We regrouped with the others on top of Signal. We passed by the Edwards Point Trailhead - Michael and I used to ride mtbs there frequently. We also passed near the home we lived in when Michael was a baby, passed near his Grandparents house on his Mom's side, and passed right by his Grandparents house on my side. After that it was a fun drop off the front of Signal. We went by the start / finish for a few minutes then rode back up Lookout to Point Park. 5:05, 83 miles and 8200 ft elevation gain.

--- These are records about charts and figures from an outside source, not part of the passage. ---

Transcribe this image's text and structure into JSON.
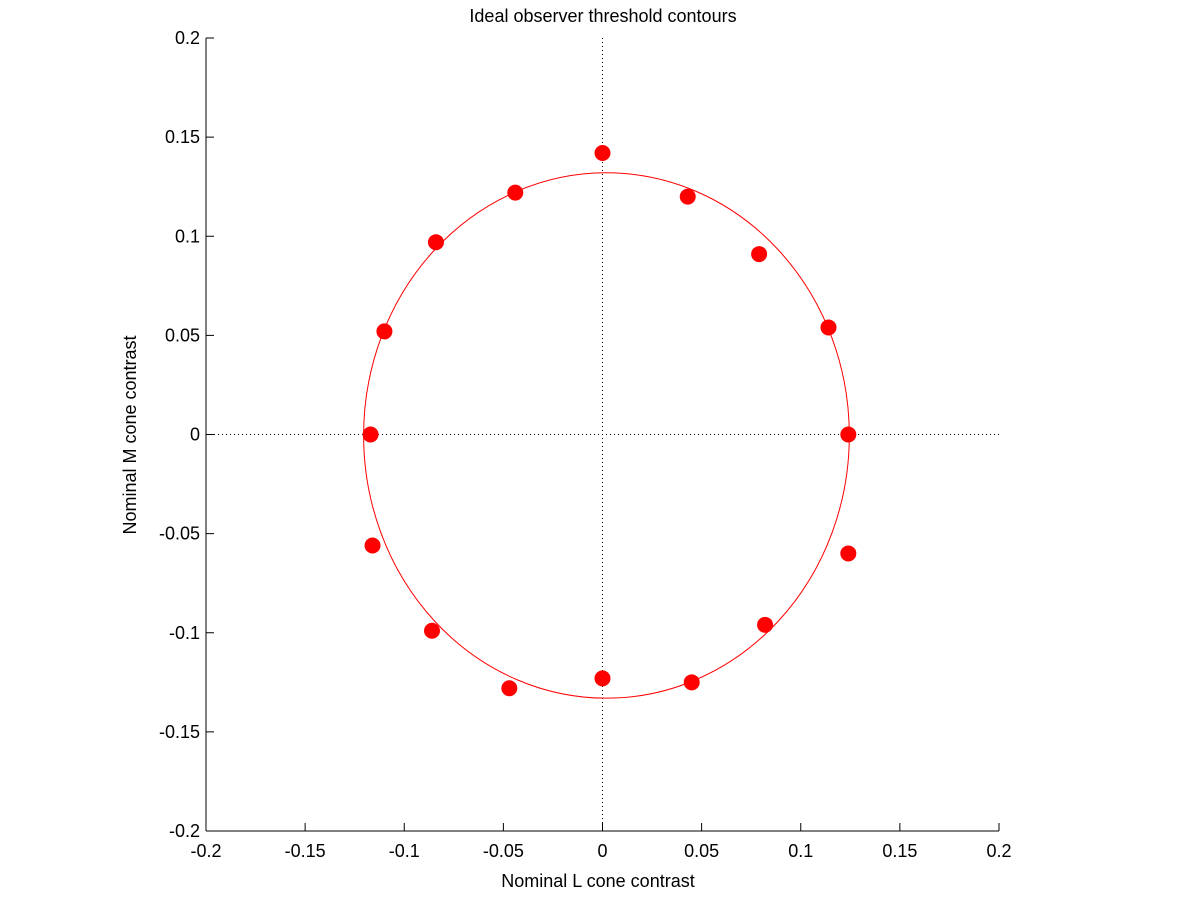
{
  "chart_data": {
    "type": "scatter",
    "title": "Ideal observer threshold contours",
    "xlabel": "Nominal L cone contrast",
    "ylabel": "Nominal M cone contrast",
    "xlim": [
      -0.2,
      0.2
    ],
    "ylim": [
      -0.2,
      0.2
    ],
    "xticks": [
      -0.2,
      -0.15,
      -0.1,
      -0.05,
      0,
      0.05,
      0.1,
      0.15,
      0.2
    ],
    "yticks": [
      -0.2,
      -0.15,
      -0.1,
      -0.05,
      0,
      0.05,
      0.1,
      0.15,
      0.2
    ],
    "xtick_labels": [
      "-0.2",
      "-0.15",
      "-0.1",
      "-0.05",
      "0",
      "0.05",
      "0.1",
      "0.15",
      "0.2"
    ],
    "ytick_labels": [
      "-0.2",
      "-0.15",
      "-0.1",
      "-0.05",
      "0",
      "0.05",
      "0.1",
      "0.15",
      "0.2"
    ],
    "grid": false,
    "reference_lines": {
      "x": 0,
      "y": 0,
      "style": "dotted"
    },
    "series": [
      {
        "type": "scatter",
        "color": "#ff0000",
        "points": [
          [
            0.0,
            0.142
          ],
          [
            0.043,
            0.12
          ],
          [
            0.079,
            0.091
          ],
          [
            0.114,
            0.054
          ],
          [
            0.124,
            0.0
          ],
          [
            0.124,
            -0.06
          ],
          [
            0.082,
            -0.096
          ],
          [
            0.045,
            -0.125
          ],
          [
            0.0,
            -0.123
          ],
          [
            -0.047,
            -0.128
          ],
          [
            -0.086,
            -0.099
          ],
          [
            -0.116,
            -0.056
          ],
          [
            -0.117,
            0.0
          ],
          [
            -0.11,
            0.052
          ],
          [
            -0.084,
            0.097
          ],
          [
            -0.044,
            0.122
          ]
        ]
      },
      {
        "type": "ellipse",
        "color": "#ff0000",
        "center": [
          0.002,
          -0.0005
        ],
        "radii": [
          0.1225,
          0.1325
        ]
      }
    ]
  }
}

I'm not real sure how to put to words how much today means to me, so I'll just leave it at that.


----------



## clgtide1 (Jul 24, 2002)

I heard that the ride was great. One of my friends did it along with the next days recovery ride and said it was a blast. He also said that you were climbing like a machine going up Suck Creek Mt....Really sorry I missed it. I could not weasel off work on Saturday. I will plan my weekend rotation around it next year. I will see you on the road....


----------



## bigrider (Jun 27, 2002)

Deadlegs,


Wish I could have made the trip to honor your son. Of course, I ain't riding with you on the hills.


----------